O senador Romário (PL-RJ) continuará tendo 30% de seu salário retido por determinação da Justiça de São Paulo para quitar uma indenização por danos morais devida ao ex-presidente da Confederação Brasileira de Futebol (CBF), Marco Polo Del Nero. A decisão tem origem em um processo iniciado há quase 13 anos, após declarações feitas pelo ex-jogador em 2013.
A retenção mensal corresponde a cerca de R$ 13,9 mil, considerando o salário bruto atual de um senador, fixado em R$ 46.366,19. A medida foi mantida porque a dívida, atualmente estimada em aproximadamente R$ 34,4 mil, ainda não foi integralmente quitada.
A ação judicial foi proposta em setembro de 2013, quando Romário exercia mandato de deputado federal e presidia a Comissão de Turismo e Desporto da Câmara dos Deputados. Na época, ele declarou que Marco Polo Del Nero, então presidente da Federação Paulista de Futebol, deveria ser “preso” e permanecer “cem anos na cadeia”.
Segundo Del Nero, as declarações ultrapassaram os limites da liberdade de expressão e ocorreram após um desentendimento envolvendo o comando do futebol feminino na CBF.

Na defesa apresentada ao longo do processo, Romário sustentou que estava amparado pela imunidade parlamentar e que suas declarações tinham caráter de crítica à atuação do dirigente, sem intenção de ofendê-lo. Também argumentou que uma queixa criminal apresentada por Del Nero havia sido arquivada.

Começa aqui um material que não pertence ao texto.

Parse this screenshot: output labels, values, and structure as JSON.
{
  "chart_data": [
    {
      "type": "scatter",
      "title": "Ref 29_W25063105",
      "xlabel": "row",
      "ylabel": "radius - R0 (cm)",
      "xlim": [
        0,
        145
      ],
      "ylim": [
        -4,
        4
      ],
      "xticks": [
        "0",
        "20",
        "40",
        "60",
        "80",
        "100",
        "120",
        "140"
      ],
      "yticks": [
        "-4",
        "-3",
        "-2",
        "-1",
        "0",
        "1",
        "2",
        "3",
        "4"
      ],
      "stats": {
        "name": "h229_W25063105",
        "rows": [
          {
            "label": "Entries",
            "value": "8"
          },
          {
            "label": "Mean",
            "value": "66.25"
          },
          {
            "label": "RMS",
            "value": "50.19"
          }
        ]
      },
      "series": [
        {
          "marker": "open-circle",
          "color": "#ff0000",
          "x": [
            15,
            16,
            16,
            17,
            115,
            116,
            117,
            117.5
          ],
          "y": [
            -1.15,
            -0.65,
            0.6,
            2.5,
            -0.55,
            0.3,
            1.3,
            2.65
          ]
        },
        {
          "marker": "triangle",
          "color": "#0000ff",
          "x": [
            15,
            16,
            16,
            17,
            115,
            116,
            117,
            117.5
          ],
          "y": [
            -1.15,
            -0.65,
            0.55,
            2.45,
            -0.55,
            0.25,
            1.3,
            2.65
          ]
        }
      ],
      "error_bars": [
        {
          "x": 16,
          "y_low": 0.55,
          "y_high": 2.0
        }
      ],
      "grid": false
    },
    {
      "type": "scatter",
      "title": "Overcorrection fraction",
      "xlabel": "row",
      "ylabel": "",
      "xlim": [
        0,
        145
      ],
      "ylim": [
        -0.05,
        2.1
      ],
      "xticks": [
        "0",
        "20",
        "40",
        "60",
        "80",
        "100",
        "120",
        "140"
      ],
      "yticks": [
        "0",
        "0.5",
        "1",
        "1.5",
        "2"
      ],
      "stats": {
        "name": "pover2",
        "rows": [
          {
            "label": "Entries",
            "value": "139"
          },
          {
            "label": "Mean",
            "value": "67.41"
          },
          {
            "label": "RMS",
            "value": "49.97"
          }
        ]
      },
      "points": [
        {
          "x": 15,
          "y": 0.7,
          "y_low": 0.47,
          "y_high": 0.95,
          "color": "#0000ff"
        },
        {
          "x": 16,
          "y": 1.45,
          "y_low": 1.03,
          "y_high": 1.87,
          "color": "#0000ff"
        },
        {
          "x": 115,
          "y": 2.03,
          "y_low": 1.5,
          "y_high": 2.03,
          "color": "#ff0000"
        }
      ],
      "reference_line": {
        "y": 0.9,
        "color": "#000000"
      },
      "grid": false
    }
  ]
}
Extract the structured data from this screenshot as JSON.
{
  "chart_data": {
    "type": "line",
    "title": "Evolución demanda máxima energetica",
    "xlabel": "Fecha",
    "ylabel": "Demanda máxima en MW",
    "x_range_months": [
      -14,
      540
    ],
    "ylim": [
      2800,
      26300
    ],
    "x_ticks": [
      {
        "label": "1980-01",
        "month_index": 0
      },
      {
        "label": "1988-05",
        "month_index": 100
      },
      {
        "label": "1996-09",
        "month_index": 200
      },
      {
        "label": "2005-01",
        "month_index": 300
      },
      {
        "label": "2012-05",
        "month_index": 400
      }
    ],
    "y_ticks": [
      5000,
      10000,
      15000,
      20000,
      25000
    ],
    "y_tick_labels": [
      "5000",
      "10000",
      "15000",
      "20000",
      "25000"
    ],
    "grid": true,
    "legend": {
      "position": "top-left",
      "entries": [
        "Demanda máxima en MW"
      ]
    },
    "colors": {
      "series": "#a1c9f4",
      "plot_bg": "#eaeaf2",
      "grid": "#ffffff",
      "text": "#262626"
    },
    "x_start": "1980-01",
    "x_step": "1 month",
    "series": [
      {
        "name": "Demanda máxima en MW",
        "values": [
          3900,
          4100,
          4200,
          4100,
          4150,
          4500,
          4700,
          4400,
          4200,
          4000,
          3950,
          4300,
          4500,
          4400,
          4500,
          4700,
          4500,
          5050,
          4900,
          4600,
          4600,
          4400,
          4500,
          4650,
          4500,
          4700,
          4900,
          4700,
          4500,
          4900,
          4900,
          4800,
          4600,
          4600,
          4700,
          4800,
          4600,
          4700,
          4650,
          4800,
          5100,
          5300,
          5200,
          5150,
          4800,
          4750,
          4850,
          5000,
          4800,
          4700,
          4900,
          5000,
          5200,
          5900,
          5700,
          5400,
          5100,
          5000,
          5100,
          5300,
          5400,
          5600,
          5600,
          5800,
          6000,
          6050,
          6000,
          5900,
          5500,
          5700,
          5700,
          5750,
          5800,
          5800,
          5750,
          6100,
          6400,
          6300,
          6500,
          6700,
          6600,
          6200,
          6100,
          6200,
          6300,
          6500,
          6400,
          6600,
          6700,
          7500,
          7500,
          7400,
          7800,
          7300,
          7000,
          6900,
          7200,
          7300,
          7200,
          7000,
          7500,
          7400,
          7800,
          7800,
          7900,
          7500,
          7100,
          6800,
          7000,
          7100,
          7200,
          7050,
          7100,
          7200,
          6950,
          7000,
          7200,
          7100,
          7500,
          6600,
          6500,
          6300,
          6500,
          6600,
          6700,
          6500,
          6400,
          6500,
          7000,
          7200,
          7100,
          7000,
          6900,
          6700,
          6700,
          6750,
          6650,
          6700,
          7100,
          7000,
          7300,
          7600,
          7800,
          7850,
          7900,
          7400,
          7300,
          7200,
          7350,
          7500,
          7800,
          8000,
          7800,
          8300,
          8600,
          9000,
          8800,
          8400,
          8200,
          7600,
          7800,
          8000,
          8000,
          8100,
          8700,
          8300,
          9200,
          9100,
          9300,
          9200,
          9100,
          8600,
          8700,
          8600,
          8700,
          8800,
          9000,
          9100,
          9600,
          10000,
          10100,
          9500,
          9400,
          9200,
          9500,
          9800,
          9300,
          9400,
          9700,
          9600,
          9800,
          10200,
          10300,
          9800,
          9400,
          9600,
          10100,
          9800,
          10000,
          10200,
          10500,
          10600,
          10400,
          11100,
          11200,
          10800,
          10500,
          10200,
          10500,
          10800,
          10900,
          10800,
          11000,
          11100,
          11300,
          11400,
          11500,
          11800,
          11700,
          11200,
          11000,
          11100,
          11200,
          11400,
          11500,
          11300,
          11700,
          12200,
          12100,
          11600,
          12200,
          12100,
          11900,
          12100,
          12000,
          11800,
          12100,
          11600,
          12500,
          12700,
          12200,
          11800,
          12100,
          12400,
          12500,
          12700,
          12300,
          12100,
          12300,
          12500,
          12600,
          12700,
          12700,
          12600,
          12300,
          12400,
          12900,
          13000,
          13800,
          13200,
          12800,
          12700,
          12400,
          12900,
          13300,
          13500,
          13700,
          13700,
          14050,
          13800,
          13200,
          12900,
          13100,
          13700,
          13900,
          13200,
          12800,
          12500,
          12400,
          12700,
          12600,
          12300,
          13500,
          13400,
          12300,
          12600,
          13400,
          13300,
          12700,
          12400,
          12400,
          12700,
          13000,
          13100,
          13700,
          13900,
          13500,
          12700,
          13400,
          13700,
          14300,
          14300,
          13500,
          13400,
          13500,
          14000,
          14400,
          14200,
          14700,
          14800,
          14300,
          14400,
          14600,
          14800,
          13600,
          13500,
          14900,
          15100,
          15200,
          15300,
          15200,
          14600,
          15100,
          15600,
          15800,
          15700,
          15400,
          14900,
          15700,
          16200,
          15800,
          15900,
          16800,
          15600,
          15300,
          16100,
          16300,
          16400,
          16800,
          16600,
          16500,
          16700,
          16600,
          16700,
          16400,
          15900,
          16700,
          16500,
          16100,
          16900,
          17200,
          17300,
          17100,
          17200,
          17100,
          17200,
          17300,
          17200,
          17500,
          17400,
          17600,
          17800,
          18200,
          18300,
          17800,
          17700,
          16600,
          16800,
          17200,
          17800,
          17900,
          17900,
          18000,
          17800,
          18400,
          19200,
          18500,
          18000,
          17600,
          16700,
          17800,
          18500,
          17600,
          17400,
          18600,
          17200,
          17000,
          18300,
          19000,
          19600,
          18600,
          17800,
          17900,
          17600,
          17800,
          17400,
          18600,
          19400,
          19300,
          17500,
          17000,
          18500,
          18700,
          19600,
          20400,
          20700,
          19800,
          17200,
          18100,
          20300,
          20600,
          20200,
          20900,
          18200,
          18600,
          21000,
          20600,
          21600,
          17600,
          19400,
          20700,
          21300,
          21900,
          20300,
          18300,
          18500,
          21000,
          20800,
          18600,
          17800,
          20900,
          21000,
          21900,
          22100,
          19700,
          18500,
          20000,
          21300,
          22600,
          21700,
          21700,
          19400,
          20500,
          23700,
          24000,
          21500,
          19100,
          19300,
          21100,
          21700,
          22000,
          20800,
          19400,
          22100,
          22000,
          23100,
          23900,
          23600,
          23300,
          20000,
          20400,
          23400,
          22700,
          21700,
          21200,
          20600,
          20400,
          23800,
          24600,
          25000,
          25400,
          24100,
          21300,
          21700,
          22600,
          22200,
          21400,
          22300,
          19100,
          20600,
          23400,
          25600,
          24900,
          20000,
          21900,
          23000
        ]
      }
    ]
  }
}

A penhora foi determinada porque a indenização não foi paga integralmente. Antes de autorizar o desconto no salário do senador, a Justiça tentou localizar recursos em suas contas bancárias, mas, conforme consta no processo, não encontrou valores suficientes para quitar o débito.
Após essa tentativa, foi determinada a retenção mensal de 30% da remuneração parlamentar até que toda a dívida seja paga.
Romário recorreu da decisão e alegou que o desconto compromete sua subsistência, provocando um “impacto material irreversível”. Apesar do recurso, o Tribunal de Justiça de São Paulo decidiu manter a penhora até o julgamento definitivo do caso.
Os valores descontados do salário do senador não são repassados automaticamente a Marco Polo Del Nero. Após a retenção, o Senado Federal deposita o montante em uma conta judicial vinculada ao processo.
Em seguida, a defesa do ex-presidente da CBF pode solicitar a liberação dos recursos. Caso o pedido seja autorizado pela Justiça, o juiz determina a transferência eletrônica dos valores para Marco Polo Del Nero, limitada ao valor da dívida.